Enterprises are still overwhelmingly using medium and high-risk cloud services en masse
Data from Skyhigh’s latest cloud adoption and risk report in Europe, which collates data from 1.4 million users, suggests cloud adoption has clearly accelerated rapidly this year, but less than one in ten cloud services used in enterprises today are considered low-risk. Kamal Shah, Skyhigh’s vice president of products and Nigel Hawthorn, Skyhigh’s marketing director for EMEA told BCN that while enterprises are embracing cloud services of questionable data security and privacy standards, the fastest growing cloud services today are less risky in this regard.
The massive growth in the average number of cloud services used by enterprises in Europe, from 588 in Q1 to 724 in Q3 (just below the global average of 831), an increase of 23 per cent, is telling, and shows that adoption of cloud services is pervasive and growing. The average company in Europe now uses 37 different file sharing services and 125 collaboration services.
But much of this, according to Skyhigh, happens unbeknownst to IT. The company said 76 per cent of IT pros it surveyed didn’t know the scope of shadow IT occurring within their companies.
“This speaks to the fact that the IT organisation needs to understand what is being used internally in order to both secure the services being used, and to understand how they can better provide those services to internal users,” Shah said. “It’s also about cost savings and efficiency – how are employees supposed to collaborate and share content effectively when they use so many different services?”
Unfortunately, the mix of cloud services being used by enterprises in Europe today still overwhelmingly favours what the company considers to be medium or high-risk services. Skyhigh measures each cloud service it comes across against a myriad of factors – do they encrypt data at rest? Do they allow users to sign in with their enterprise identity? Who owns the IP? What happens to a user’s data when they close their account? – to determine the level of risk – low, medium or high – associated with each.
Of all the cloud services being used, only 9.5 per cent of all services were low-risk or enterprise-grade services, around the same proportion found in the previous quarter.
“We’re adding a hundred or more services to our list every week, so with more than 8,000 we can see that if the ratio of low-risk to medium and high-risk services in use is staying the same, the number of risky services is increasing, which is particularly worrying,” Hawthorn said.
While European enterprises are still using a fairly high percentage of risky cloud services, data on the fastest growing services today seems to suggest that providers are getting better at mitigating that risk. Of the ten fastest growing cloud applications out there, four are enterprise-grade – meaning they satisfy the most stringent requirements for data protection, identity verification, service security, business practice and legal protection. This exceeds the industry average of 9.5 per cent.
Still, it may be some time before these providers become embedded within the enterprise. According to the latest report 80 per cent of European corporate data in the cloud today goes to just 15 cloud services (Office 365, Salesforce, Gmail, and Dropbox are the top four), with the remaining 20 per cent going to services Hawthorn said most are not even aware of.
“What enterprises need to worry about is, where is the 20 per cent of that data going? And what can they do to mitigate that risk?,” Hawthorn said. “Enterprises think they have policies to handle these major services, but of course it’s everything else, the long tail. And with people running over 700 services on average, you’ve got 700 or more that you can’t necessarily know or worry about.”

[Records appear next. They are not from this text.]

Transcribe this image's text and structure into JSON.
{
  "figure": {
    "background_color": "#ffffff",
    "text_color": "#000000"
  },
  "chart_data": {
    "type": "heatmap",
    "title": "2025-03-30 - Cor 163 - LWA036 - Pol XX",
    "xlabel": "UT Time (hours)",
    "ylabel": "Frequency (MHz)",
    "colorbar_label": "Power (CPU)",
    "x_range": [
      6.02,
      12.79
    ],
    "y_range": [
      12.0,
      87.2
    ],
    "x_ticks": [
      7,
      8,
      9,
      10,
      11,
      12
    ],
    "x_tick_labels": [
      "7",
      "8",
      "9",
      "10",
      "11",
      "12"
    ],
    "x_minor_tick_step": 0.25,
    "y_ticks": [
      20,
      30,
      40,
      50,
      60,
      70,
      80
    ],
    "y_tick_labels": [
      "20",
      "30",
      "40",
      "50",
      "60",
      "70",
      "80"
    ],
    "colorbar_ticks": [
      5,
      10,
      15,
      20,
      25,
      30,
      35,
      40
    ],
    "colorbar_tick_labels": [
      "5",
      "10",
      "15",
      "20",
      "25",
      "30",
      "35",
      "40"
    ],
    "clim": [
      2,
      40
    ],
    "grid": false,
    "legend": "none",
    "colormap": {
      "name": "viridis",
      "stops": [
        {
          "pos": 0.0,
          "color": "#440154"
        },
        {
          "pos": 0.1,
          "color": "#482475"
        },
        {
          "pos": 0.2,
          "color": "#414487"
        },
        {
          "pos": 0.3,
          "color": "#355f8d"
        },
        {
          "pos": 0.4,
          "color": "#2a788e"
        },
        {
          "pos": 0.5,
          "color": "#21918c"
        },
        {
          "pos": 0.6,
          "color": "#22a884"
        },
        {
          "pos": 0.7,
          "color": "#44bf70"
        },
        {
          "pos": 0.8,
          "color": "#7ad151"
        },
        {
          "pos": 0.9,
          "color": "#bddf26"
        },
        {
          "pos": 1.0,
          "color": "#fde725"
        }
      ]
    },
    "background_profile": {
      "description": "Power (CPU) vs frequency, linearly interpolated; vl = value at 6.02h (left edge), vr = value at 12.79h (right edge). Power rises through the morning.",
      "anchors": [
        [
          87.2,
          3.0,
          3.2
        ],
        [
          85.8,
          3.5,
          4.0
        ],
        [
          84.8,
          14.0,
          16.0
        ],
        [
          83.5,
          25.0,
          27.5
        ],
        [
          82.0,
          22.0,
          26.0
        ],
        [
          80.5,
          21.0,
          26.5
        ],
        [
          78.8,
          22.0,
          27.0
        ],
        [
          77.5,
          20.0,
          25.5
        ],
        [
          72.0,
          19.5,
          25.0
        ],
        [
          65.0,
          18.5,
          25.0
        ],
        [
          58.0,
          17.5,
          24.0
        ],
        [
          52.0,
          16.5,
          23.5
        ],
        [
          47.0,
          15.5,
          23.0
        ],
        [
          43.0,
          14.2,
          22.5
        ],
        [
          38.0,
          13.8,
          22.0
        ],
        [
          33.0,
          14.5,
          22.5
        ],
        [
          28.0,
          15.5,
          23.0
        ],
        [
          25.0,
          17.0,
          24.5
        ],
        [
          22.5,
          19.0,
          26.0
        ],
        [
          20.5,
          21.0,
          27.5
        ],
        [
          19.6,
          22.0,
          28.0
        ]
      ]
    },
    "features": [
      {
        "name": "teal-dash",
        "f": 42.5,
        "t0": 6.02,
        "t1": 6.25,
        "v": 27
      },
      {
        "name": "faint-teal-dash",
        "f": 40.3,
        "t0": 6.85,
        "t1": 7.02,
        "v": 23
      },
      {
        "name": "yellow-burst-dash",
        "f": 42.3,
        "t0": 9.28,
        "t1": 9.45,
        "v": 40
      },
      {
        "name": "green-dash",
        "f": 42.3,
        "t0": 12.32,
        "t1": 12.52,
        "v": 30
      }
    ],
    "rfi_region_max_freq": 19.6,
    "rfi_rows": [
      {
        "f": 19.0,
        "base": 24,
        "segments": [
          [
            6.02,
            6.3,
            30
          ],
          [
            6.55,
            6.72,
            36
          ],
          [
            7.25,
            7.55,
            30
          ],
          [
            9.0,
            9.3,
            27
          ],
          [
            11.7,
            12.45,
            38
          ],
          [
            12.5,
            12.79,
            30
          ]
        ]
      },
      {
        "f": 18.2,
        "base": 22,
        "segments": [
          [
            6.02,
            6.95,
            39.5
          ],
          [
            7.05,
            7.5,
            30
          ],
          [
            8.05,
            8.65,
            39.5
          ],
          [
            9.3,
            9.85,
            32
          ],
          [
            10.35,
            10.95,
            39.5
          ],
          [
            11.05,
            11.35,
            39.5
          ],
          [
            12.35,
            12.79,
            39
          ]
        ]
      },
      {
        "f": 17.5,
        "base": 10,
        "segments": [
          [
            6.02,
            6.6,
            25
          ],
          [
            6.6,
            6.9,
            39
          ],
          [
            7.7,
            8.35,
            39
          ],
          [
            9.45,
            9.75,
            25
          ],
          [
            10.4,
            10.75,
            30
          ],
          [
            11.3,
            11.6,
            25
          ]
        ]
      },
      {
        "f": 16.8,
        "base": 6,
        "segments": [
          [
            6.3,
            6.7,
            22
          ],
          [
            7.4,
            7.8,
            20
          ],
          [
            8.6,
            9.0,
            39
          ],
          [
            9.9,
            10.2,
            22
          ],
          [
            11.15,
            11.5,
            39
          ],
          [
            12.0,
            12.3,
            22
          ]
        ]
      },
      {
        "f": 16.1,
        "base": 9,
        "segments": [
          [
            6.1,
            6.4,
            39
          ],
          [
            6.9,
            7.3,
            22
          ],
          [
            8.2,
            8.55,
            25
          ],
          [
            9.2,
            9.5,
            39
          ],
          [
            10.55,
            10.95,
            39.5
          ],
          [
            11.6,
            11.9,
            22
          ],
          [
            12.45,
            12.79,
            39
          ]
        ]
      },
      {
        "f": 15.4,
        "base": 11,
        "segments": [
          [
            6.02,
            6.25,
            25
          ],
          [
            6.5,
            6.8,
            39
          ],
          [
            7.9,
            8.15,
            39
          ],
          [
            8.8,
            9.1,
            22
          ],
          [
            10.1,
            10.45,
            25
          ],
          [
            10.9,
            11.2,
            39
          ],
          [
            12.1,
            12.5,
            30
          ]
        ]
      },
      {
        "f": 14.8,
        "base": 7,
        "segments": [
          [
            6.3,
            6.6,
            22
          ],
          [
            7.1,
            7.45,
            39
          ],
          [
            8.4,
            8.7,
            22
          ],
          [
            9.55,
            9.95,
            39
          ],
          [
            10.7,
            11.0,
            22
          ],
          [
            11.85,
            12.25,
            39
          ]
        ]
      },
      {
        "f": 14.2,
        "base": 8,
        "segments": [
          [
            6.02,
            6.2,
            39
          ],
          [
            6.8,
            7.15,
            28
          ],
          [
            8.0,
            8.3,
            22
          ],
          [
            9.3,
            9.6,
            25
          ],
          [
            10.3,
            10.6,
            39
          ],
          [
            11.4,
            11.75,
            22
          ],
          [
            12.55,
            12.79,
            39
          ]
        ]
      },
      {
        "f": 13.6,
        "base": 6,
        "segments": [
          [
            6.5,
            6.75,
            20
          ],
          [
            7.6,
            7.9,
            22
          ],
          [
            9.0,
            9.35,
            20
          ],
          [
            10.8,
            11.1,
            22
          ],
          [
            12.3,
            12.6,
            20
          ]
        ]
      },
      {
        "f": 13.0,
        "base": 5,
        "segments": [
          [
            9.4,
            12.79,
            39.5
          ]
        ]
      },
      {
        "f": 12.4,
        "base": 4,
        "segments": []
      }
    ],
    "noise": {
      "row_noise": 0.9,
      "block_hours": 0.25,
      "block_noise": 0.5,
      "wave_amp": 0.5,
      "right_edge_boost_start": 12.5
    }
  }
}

There are two ways to look at the 80/20 ratio here. While the long tail Hawthorn pointed out is worrying, it’s equally clear that 80 per cent of data sitting with just 15 cloud providers creates a situation in which great responsibility to secure and protect data lies with so few. A great deal of data could be compromised by cracking just a handful of these 15 providers.
Three quarters of the cloud services enterprises are using today also store data that is not in the EU, or hosted in countries with equivalent privacy laws, or kept in the US with organisations that have signed up to the Safe Harbour agreement, which is also worrying.
“They are certainly making good progress on developing security capabilities, but enterprises are moving away from blocking services and becoming more permissive, placing more trust in their employees to handle data in the correct way. And that means enterprise users need to be educated,” Shah said.